A good example of this is seen in the treatment of Mona Rudao and the Hanaoka brothers. After admitting that the brothers are something of a mystery and that even less is known of Rudao, the author wishes she could read his mind for answers. Yet just pages earlier she had no fear in assigning motivation to all involved. This stands in contrast with the reluctance and discomfort to discuss the present age where all players are active and one can actually direct questions of motivation to participants. One grants that the participants of today may not necessarily answer such questions truthfully, but neither can the dead.
A different matter is text and how the author regularly begs off inserting more detail of past or present with a constant refrain that “time or space do not allow it.” This reviewer counted at least seven such references.
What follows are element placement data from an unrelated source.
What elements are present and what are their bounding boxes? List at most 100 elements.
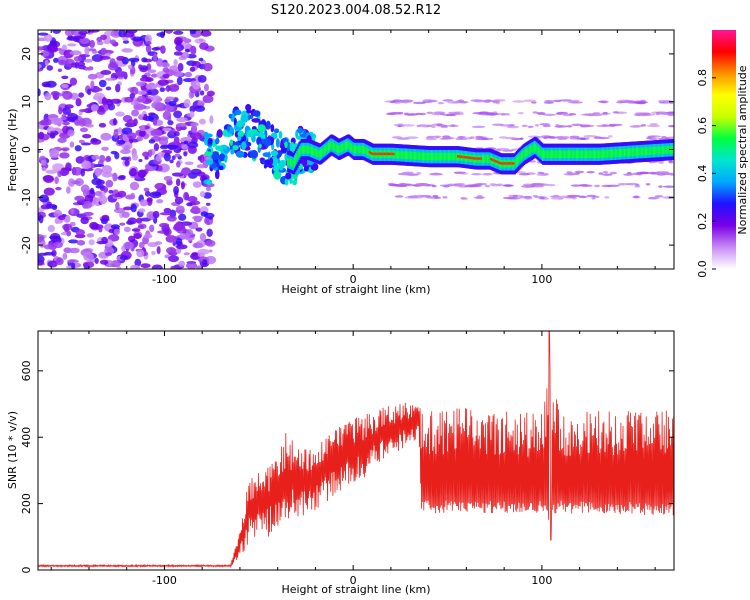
spectrogram-cell: [173, 51, 183, 56]
spectrogram-cell: [79, 109, 89, 113]
spectrogram-cell: [89, 187, 95, 195]
colorbar-tick-label: 0.4: [696, 165, 709, 183]
spectrogram-cell: [566, 171, 573, 174]
spectrogram-cell: [136, 249, 145, 258]
spectrogram-cell: [256, 136, 262, 146]
spectrogram-cell: [208, 249, 213, 253]
spectrogram-cell: [143, 113, 148, 121]
spectrogram-cell: [237, 136, 242, 141]
spectrogram-cell: [66, 186, 71, 194]
spectrogram-cell: [80, 54, 91, 58]
spectrogram-cell: [483, 173, 494, 176]
snr-x-label: Height of straight line (km): [281, 583, 430, 596]
spectrogram-cell: [87, 88, 92, 96]
spectrogram-cell: [432, 194, 439, 198]
spectrogram-cell: [147, 88, 159, 96]
spectrogram-cell: [136, 95, 147, 103]
spectrogram-cell: [151, 47, 161, 51]
spectrogram-cell: [176, 116, 188, 123]
spectrogram-cell: [667, 124, 674, 128]
spectrogram-cell: [83, 200, 92, 209]
spectrogram-cell: [80, 216, 89, 225]
spectrogram-cell: [93, 163, 105, 168]
spectrogram-cell: [162, 73, 170, 79]
spectrogram-cell: [539, 197, 545, 200]
spectrogram-cell: [132, 36, 143, 42]
spectrogram-cell: [639, 171, 650, 175]
spectrogram-cell: [136, 136, 144, 142]
spectrogram-cell: [43, 175, 55, 183]
spectrogram-cell: [176, 76, 183, 86]
spectrogram-cell: [226, 125, 230, 133]
spectrogram-cell: [237, 130, 245, 138]
spectrogram-cell: [457, 135, 466, 139]
spectrogram-cell: [216, 129, 223, 138]
spectrogram-cell: [98, 226, 103, 233]
spectrogram-cell: [101, 214, 110, 221]
spectrogram-cell: [634, 185, 641, 188]
spectrogram-cell: [592, 113, 603, 117]
spectrogram-cell: [215, 138, 220, 144]
spectrogram-cell: [85, 123, 94, 128]
snr-panel: -100 0 100 0 200 400 600 Height of straight li…: [6, 330, 675, 596]
spectrogram-cell: [139, 125, 146, 132]
spectrogram-cell: [40, 118, 53, 126]
spectrogram-cell: [629, 125, 641, 128]
spectrogram-cell: [415, 183, 428, 186]
spectrogram-cell: [544, 99, 554, 103]
spectrogram-cell: [64, 216, 70, 223]
spectrogram-cell: [205, 133, 213, 138]
spectrogram-cell: [190, 132, 203, 140]
spectrogram-cell: [147, 69, 157, 73]
spectrogram-cell: [91, 154, 100, 160]
spectrogram-cell: [167, 71, 178, 75]
spectrogram-cell: [203, 62, 213, 72]
spectrogram-cell: [532, 111, 538, 114]
spectrogram-cell: [95, 184, 106, 189]
spectrogram-cell: [146, 63, 152, 71]
spectrogram-cell: [403, 101, 409, 104]
spectrogram-cell: [415, 112, 423, 116]
spectrogram-x-tick-label: 100: [531, 273, 552, 286]
spectrogram-cell: [144, 190, 151, 197]
spectrogram-cell: [54, 176, 59, 185]
colorbar-tick-label: 0.8: [696, 69, 709, 87]
spectrogram-cell: [184, 71, 193, 78]
spectrogram-cell: [230, 148, 235, 155]
spectrogram-cell: [566, 125, 573, 128]
spectrogram-cell: [634, 101, 648, 104]
spectrogram-cell: [152, 117, 158, 126]
spectrogram-cell: [273, 170, 282, 180]
spectrogram-cell: [112, 118, 117, 126]
spectrogram-cell: [137, 223, 147, 230]
spectrogram-x-tick-label: 0: [350, 273, 357, 286]
spectrogram-cell: [618, 183, 625, 186]
spectrogram-cell: [258, 143, 262, 149]
spectrogram-cell: [531, 101, 537, 104]
spectrogram-cell: [634, 112, 648, 115]
spectrogram-cell: [69, 141, 75, 148]
spectrogram-cell: [130, 203, 137, 213]
spectrogram-cell: [129, 168, 137, 177]
spectrogram-cell: [523, 99, 536, 102]
spectrogram-cell: [149, 191, 162, 199]
spectrogram-cell: [199, 118, 206, 125]
spectrogram-cell: [199, 42, 209, 50]
spectrogram-cell: [46, 65, 54, 71]
spectrogram-cell: [131, 228, 141, 232]
spectrogram-cell: [601, 184, 613, 188]
spectrogram-cell: [164, 254, 170, 259]
spectrogram-cell: [662, 185, 674, 188]
spectrogram-cell: [218, 153, 226, 162]
spectrogram-cell: [139, 67, 148, 73]
spectrogram-cell: [89, 221, 99, 230]
spectrogram-cell: [163, 152, 171, 162]
spectrogram-cell: [139, 76, 152, 82]
spectrogram-cell: [137, 169, 147, 178]
spectrogram-cell: [471, 173, 482, 176]
spectrogram-cell: [158, 222, 170, 228]
spectrogram-cell: [473, 196, 486, 199]
spectrogram-cell: [61, 83, 69, 88]
spectrogram-cell: [151, 264, 163, 269]
spectrogram-cell: [68, 178, 75, 187]
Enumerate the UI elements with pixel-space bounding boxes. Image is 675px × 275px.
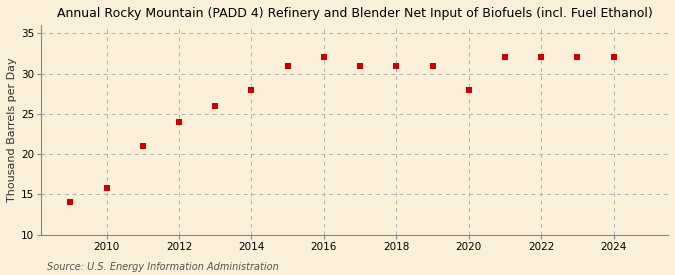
Point bbox=[536, 55, 547, 60]
Point bbox=[210, 104, 221, 108]
Point bbox=[137, 144, 148, 148]
Point bbox=[101, 186, 112, 190]
Point bbox=[391, 63, 402, 68]
Point bbox=[464, 87, 475, 92]
Point bbox=[319, 55, 329, 60]
Point bbox=[500, 55, 510, 60]
Title: Annual Rocky Mountain (PADD 4) Refinery and Blender Net Input of Biofuels (incl.: Annual Rocky Mountain (PADD 4) Refinery … bbox=[57, 7, 653, 20]
Point bbox=[572, 55, 583, 60]
Point bbox=[246, 87, 256, 92]
Point bbox=[608, 55, 619, 60]
Y-axis label: Thousand Barrels per Day: Thousand Barrels per Day bbox=[7, 58, 17, 202]
Point bbox=[173, 120, 184, 124]
Text: Source: U.S. Energy Information Administration: Source: U.S. Energy Information Administ… bbox=[47, 262, 279, 272]
Point bbox=[427, 63, 438, 68]
Point bbox=[282, 63, 293, 68]
Point bbox=[65, 200, 76, 205]
Point bbox=[355, 63, 366, 68]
The book further speaks of heroes in past ages, but makes no mention of Su Beng (史明), or his own seminal work on Taiwan’s 400 years of history. Is this academic snobbery? Trained in the Japanese era, Su remains an active iconic figure in today’s protests and an inspiration to many of the young.
If the work is for the general public more familiar with Hanyu pinyin, why does the work stick with the Wade Giles system and then give 10 pages of transliteration? And as for format, after stating that it is an illustrated history, why does it choose a format that does not show the illustrations off to their best ability?
Perhaps the book tries to be too much. Yet after all the disassociation and attempts at objective distancing from the present struggle and perspectives, the author ends hoping for a smoother road for Taiwan, saying, “Yes, it should be so. It should be so.” But is that realistic?